The phase 3 HELIOS-B trial randomised 655 adults with the heart condition to receive vutrisiran or placebo subcutaneously once every three months for up to three years, after which all eligible patients were given the therapy in an open-label extension period.
Detailed results presented at this year’s European Society of Cardiology Congress showed that vutrisiran reduced the risk of all-cause mortality and recurrent cardiovascular events by 28% in the overall study population, which included patients receiving vutrisiran as a monotherapy and those using the therapy alongside standard treatments such as SGLT2 inhibitors and Pfizer’s Vyndaqel/Vyndamax (tafamidis).
In the monotherapy population, vutrisiran reduced the risk of all-cause mortality and recurrent cardiovascular events by 33% and the risk of mortality by 35% at month 42. Mortality in the overall population was reduced by 31% during the double-blind period and by 36% at month 42.
Vutrisiran was also associated with benefits across multiple clinical measures of disease progression, including the six-minute walk test, and subgroup analyses demonstrated consistent benefits across all key patient groups.
ATTR amyloidosis is an underdiagnosed and rapidly progressive disease caused by misfolded transthyretin (TTR) proteins, which accumulate as amyloid deposits in various parts of the body, including the heart and nerves. Patients may present with polyneuropathy, cardiomyopathy or both.
Alnylam’s vutrisiran is designed to works with your body’s natural system to rapidly knock down TTR and already holds approvals under the brand name Amvuttra to treat polyneuropathy caused by ATTR in adults.
The company’s chief medical officer, Pushkal Garg, said: “With this study, we have demonstrated that the rapid knockdown of toxic TTR seen with vutrisiran improves survival, and reduces cardiovascular hospitalisations and disease progression versus placebo, with benefits consistently observed across populations and regardless of background stabiliser use.
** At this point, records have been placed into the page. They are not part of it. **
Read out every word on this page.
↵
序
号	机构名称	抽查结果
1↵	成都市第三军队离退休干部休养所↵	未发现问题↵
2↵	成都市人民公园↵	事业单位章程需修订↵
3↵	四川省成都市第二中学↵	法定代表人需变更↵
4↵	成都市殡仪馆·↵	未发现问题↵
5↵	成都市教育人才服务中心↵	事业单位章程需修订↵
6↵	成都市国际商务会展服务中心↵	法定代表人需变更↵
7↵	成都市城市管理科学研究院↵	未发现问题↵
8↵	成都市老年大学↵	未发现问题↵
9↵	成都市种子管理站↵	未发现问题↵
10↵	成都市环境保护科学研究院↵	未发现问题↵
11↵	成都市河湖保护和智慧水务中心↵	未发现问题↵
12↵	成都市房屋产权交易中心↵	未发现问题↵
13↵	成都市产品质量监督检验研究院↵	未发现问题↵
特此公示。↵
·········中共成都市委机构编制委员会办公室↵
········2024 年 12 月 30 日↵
“While the results have not yet been reviewed by a regulatory authority, the data we have shared… suggests that vutrisiran has the potential to become a new standard of care treatment for ATTR with cardiomyopathy, a progressive and ultimately fatal disease with limited treatment options.”
Alnylam said it “remains on track” to proceed with global regulatory submissions for vutrisiran starting later this year.